Quella mattina Enrico Armini si svegliò con un’idea conficcata nella testa.

Si rigirò tra le coperte. Come mai  quel pensiero (che in verità lo accompagnava da tanti anni) ora lo torturava come un coltello in una ferita? Irene dormiva. Sgusciò fuori dalle coperte, si vestì e uscì.

Erano le otto e mezza e il traffico urbano appariva al culmine. La giornata di dicembre si presentava gelida ma frizzante. Girovagò per i giardini del centro, nervosamente, e all’improvviso prese una decisione un po’ pazza… Ma sì, tanto valeva provare, una buona volta!

Il negozio che cercava era in una stradina defilata: roba elettronica per giovanissimi, ma anche un reparto di tecnologie costose e all’avanguardia. L’insegna era “PlayTime.” Entrò, diretto al reparto sperimentale.

Vide venirgli incontro, dietro un vasto bancone, un giovane vestito ultima moda, folti capelli luminosi, iridi color giallo cadmio. Armini disse: “So che noleggiate un programma di… di…” Accidenti, proprio in questo momento aveva uno dei suoi buchi nel cervello!

Ma il giovane doveva aver colto al volo: “Tutto il tempo che resta, vero?” Sorrise.

“Giusto! Così si chiama. Ha subito afferrato, lei”.

“È sempre molto gettonato. E poi, mi scusi, ma lei ce l’aveva scritto in faccia… Mi dica, per che periodo lo vuole tarare?”

Armini rifletté qualche secondo. “Facciamo… dieci anni.”  Sì, dieci anni sarebbero stati un magnifico periodo.

“Mi segua, signore. Duecento euro, pagamento anticipato.”

Duecento. Questa non se l’aspettava. Ma sì… ormai era in gioco. Pagò. Il giovane lo accompagnò in una piccola stanza e lo fece sdraiare a una postazione. Poi gli calzò sul capo una specie di coroncina piena di collegamenti e dalla quale si diramavano centinaia di elettrodi sottili come capelli, che il giovane gli sparpagliò sul cranio semicalvo. Poi gli applicò un paio di occhialoni totalmente neri, da cui non trapelava un filo di luce. “Non si agiti, signor Armini. Il programma non parte se lei non si rilassa perfettamente.” Armini cercò di calmarsi…

Fu un istante: di colpo si trovò su un immenso prato verde. Era lì con i tre nipotini: finalmente riusciva a trascorrere una giornata, una splendida giornata con loro! Poco più tardi venne Amelia, e chiacchierando andarono a casa per pranzare. Cibo eccellente, vino ottimo: un nero “primitivo”, di almeno 14 gradi. Il pomeriggio riposò, poi andò al cinema con i bambini.

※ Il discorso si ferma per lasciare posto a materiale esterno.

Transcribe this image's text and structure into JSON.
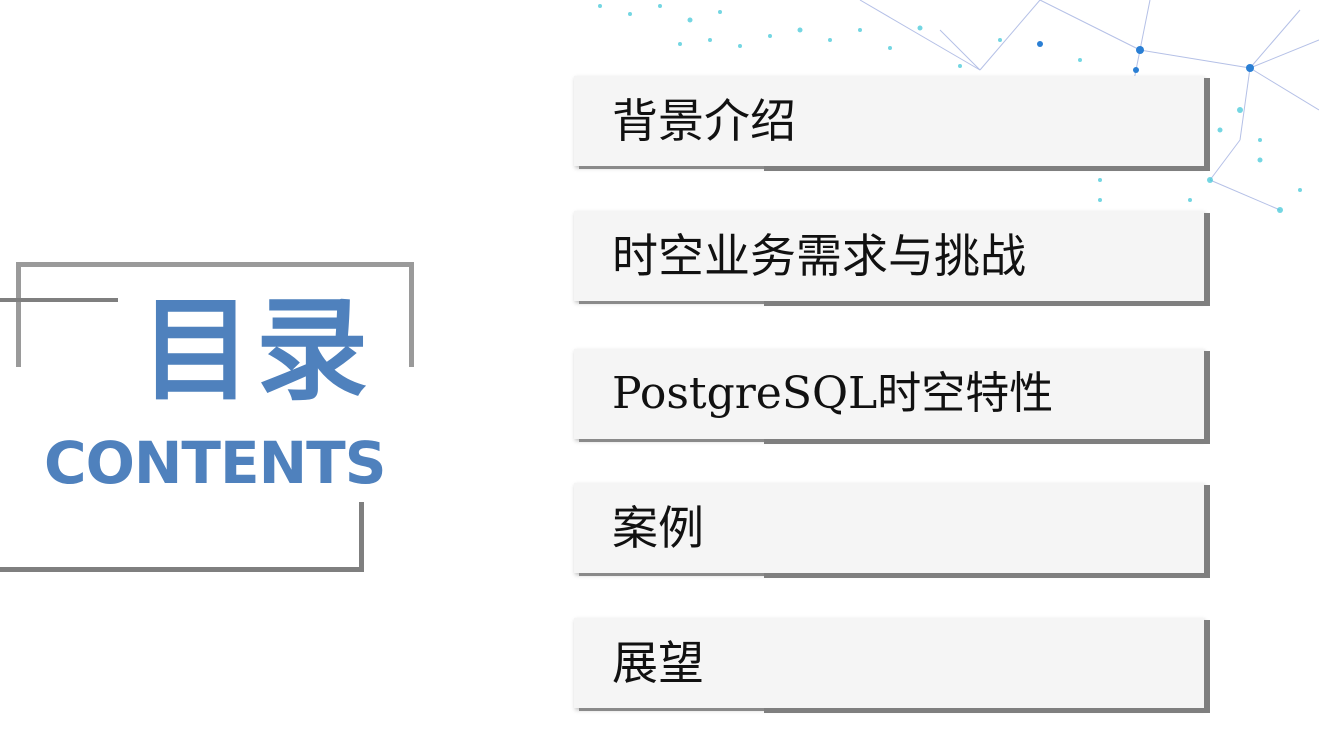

Il giorno dopo lui e Irene partirono. Furono sulla Muraglia cinese, alle Hawaii e in Antartide. Tornarono. Venne l’estate, e andavano sempre al mare. L’autunno Natale. Era già trascorso un anno!

Poi il tempo parve volare. I nipotini crebbero, lui trovò un lavoro-passatempo in Internet (era nella giuria di alcuni premi letterari). Due anni, tre. In salute stava benone. Morì Arnaldo, l’amico più caro. Funerale, nero, dolore. Uno dei nipoti passò alle medie. Quattro anni, cinque. Solita vita, ma intensa. Sei.

Acquistarono una villetta in Puglia, sulla Murgia; lui zappava il terreno. Sette, otto. D’estate i fichi, l’uva, le albicocche, le gite. Nove. Il mare. Giunse l’altro suo compleanno: 80 anni. Dieci! Voleva…

Di colpo si riebbe: vide che era sdraiato, non capì dove fosse, né chi era il giovane che lo fissava. Armini gli chiese perplesso: “Che fa lei? Ma dove sono?”

Il giovane sorrise. “Prego, si alzi… è finita”.

Finito cosa? Chi dava ordini perentori a un vecchio ottantenne? Si sollevò a fatica, poi… Finalmente ricordò tutto, in un lampo. “Quanto tempo è trascorso?” chiese con ansia al giovane.

Quello rispose sorridendo: “Si tranquillizzi, signor Armini… I suoi 10 anni sono durati solo due ore!”

Armini scese dalla postazione, un “Arrivederci” e subito uscì in strada, ridendo da non sapersi frenare. Sentì salirgli una gioia straripante. Si mise a correre, correre come un pazzo come non faceva da secoli, e a cantare a squarciagola, le braccia sollevate.